Metal chelator TPEN selectively induces apoptosis in K562 cells through reactive oxygen species signaling mechanism: implications for chronic myeloid leukemia.

Abstract

Chronic myeloid leukemia (CML) is a hematologic disorder characterized by the constitutive expression of BCR-ABL tyrosine kinase. Although successful implementation of tyrosine kinase inhibitors for the treatment of CML remain a traditional choice for molecularly targeted therapy, some patients present primary or secondary resistance to such therapy. Therefore, alternative therapeutic strategies are required to treat resistant CML cells. Accordingly, new anti-proliferative and/or pro-apoptotic compounds would be needed for clinical treatment.

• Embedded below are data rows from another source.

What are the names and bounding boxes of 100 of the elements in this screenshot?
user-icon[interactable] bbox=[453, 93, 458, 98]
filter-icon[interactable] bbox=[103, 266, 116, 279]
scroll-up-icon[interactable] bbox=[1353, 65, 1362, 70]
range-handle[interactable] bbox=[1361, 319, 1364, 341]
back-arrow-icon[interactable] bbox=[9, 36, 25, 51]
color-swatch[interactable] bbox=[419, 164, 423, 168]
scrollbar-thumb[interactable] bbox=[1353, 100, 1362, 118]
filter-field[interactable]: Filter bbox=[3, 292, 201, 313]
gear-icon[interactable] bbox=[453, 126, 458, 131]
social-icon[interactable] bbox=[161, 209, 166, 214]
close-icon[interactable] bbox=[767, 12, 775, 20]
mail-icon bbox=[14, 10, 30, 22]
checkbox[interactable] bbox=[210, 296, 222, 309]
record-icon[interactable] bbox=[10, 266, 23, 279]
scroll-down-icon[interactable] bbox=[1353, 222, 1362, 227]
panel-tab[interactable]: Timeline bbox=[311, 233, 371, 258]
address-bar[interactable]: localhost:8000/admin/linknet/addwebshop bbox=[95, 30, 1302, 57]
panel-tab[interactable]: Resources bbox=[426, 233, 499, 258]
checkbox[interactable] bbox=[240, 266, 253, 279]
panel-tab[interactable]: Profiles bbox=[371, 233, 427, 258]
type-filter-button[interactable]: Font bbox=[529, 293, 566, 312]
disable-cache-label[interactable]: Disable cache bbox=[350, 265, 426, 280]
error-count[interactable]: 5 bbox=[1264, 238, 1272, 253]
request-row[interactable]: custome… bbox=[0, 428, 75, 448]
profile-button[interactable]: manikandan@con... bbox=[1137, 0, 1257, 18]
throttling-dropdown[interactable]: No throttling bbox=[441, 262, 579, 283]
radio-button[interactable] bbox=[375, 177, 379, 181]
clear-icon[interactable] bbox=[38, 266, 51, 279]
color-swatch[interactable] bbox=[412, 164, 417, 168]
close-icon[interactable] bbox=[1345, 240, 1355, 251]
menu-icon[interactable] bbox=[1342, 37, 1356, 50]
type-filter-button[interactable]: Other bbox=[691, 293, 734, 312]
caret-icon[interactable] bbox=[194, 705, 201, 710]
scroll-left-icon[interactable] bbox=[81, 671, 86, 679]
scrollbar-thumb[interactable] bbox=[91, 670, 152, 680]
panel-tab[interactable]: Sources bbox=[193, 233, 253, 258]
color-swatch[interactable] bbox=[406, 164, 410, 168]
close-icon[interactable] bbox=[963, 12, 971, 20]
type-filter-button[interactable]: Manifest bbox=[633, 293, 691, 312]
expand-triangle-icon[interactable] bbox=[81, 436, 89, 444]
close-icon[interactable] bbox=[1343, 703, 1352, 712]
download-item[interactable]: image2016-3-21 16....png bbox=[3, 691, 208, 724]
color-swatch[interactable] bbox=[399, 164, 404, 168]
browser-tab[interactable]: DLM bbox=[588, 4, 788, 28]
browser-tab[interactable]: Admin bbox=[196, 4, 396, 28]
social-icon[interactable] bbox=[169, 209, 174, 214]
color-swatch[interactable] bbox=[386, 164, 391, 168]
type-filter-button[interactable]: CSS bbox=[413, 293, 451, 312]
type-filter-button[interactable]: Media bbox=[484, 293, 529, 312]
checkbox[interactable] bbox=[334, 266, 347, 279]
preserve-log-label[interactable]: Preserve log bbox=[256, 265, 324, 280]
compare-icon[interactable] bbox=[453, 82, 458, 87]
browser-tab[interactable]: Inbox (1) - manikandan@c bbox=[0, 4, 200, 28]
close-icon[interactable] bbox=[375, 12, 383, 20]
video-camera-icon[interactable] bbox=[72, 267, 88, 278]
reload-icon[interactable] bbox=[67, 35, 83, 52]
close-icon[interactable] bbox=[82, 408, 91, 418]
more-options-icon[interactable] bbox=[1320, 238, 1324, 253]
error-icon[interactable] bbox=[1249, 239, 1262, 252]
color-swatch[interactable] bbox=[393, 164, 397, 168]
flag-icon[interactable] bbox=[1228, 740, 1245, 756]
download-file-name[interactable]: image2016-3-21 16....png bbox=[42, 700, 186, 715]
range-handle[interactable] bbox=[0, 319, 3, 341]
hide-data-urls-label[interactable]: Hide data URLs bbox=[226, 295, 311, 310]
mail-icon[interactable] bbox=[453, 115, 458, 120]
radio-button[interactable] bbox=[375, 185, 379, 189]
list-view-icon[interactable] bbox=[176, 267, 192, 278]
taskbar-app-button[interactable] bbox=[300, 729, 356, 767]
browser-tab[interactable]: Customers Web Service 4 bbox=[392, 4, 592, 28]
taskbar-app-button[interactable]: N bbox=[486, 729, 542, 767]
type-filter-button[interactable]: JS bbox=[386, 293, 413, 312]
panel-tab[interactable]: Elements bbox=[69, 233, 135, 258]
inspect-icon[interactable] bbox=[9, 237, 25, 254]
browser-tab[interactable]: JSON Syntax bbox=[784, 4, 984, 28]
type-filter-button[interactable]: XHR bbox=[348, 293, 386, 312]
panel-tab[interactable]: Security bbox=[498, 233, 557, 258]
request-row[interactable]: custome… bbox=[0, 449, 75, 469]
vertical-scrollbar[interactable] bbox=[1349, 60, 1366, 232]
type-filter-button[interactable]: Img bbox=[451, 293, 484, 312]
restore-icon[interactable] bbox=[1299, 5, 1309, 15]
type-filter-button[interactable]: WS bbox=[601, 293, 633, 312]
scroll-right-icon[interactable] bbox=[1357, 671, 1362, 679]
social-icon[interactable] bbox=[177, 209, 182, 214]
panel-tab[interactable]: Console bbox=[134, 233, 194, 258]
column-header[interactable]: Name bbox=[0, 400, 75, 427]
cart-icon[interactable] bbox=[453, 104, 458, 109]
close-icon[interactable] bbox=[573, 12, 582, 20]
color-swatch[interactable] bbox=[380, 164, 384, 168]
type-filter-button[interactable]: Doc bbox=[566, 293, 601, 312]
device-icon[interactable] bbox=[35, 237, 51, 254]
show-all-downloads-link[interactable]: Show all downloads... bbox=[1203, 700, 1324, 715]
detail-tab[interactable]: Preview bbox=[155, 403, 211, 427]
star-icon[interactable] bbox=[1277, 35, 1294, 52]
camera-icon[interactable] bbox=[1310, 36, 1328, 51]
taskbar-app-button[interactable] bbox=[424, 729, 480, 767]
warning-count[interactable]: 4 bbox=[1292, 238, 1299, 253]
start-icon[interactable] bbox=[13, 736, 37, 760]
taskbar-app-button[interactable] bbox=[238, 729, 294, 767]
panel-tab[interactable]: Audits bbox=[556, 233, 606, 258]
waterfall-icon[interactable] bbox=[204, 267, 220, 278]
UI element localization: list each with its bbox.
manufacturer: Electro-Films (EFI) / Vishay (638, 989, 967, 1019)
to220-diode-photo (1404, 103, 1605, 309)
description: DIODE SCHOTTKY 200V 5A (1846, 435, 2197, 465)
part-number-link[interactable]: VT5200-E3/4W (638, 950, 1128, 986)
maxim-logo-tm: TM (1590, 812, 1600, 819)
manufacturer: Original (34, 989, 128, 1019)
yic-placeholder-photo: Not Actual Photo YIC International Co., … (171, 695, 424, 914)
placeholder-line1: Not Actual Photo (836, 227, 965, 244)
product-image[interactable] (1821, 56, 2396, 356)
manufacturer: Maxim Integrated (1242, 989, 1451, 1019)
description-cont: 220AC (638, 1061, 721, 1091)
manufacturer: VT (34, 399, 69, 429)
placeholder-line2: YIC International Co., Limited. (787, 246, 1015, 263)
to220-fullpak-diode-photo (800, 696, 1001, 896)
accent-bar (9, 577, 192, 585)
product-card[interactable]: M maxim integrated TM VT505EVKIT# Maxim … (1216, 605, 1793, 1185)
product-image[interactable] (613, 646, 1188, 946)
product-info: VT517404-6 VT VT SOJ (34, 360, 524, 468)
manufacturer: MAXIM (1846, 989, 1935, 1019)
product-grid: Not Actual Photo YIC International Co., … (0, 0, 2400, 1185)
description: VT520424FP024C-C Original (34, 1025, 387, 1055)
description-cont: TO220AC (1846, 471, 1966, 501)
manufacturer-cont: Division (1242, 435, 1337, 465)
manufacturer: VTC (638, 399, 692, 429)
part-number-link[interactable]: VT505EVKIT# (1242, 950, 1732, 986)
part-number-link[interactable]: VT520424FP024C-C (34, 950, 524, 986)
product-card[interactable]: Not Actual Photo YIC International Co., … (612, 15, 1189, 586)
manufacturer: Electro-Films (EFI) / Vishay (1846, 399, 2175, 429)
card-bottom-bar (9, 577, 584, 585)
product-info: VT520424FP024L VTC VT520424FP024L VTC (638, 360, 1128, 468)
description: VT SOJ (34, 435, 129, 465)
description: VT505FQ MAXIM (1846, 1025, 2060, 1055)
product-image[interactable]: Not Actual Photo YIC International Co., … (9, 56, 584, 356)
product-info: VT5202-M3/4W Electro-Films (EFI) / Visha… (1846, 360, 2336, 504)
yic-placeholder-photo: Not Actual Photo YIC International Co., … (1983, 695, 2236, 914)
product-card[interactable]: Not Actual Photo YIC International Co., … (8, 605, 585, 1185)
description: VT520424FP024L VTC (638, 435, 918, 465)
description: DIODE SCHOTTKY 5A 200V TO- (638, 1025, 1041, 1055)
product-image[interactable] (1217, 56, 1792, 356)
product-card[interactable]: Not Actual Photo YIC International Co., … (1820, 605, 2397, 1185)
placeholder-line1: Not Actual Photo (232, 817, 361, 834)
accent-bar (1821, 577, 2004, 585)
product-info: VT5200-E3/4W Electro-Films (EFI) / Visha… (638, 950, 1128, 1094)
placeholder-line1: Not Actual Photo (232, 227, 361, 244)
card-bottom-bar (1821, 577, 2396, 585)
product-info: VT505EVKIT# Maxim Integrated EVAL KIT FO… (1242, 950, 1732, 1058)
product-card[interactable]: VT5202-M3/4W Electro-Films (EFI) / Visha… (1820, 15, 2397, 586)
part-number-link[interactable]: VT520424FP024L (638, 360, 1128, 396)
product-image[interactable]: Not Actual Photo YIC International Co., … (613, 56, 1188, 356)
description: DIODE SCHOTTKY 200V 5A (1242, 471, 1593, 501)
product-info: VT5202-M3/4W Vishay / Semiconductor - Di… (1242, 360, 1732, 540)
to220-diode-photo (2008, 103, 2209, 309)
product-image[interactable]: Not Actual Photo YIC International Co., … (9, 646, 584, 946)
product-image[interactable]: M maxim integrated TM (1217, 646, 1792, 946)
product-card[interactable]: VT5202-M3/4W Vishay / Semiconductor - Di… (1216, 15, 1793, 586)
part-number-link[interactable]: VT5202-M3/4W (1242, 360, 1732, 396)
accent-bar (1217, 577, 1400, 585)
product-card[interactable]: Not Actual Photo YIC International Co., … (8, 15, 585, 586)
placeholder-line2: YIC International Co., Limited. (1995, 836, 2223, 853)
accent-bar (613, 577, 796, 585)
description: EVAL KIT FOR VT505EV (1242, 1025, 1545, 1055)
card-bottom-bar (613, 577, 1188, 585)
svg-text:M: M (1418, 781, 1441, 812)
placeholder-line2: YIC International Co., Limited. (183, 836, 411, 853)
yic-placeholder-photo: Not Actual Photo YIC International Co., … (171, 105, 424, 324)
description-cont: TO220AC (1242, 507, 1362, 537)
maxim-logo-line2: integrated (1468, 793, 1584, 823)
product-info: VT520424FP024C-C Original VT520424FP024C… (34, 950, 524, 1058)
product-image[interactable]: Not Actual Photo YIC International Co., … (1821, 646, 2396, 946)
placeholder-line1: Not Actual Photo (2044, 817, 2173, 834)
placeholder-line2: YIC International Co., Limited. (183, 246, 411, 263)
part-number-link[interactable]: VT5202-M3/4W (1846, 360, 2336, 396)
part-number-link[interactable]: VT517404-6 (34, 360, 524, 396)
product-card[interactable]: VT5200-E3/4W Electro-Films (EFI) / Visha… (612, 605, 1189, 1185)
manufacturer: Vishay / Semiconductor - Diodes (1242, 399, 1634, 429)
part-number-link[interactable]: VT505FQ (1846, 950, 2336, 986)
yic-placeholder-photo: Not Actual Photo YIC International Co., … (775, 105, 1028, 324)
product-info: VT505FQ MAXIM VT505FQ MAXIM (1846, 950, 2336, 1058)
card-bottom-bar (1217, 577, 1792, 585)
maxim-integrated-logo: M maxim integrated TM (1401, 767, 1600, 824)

In the present investigation, we demonstrate that TPEN (e.g. 3μM), a lipid-soluble metal chelator, induces apoptosis in K562 cells via a molecular cascade involving H2O2≫JNK, NF-κB>c-JUN, P73>PUMA, BAX>loss of ΔΨm>CASPASE-3>nuclei/DNA fragmentation. Fragmentation of the nuclei and DNA are indicative of cell death by apoptosis. Remarkably, the antioxidant N-acetyl-cysteine, and inhibitors of the transcription factors CASPASE 3 and (JNK) kinase, decreased oxidative stress (OS) and cell death in these cells. This is evidenced by fluorescence microscopy, flow cytometry and immunocytochemistry for OS markers (e.g. generation of H2O2 and DJ 1 oxidation) and nuclear expression of apoptotic markers (e.g. activated caspase 3 and JNK kinase). In addition, TPEN causes no detectable damage in human peripheral blood lymphocyte cells (hPBLCs). We conclude that TPEN selectively induces apoptosis in K562 cells via an OS-mechanism. Our findings may provide insight into more effective CML anticancer therapies.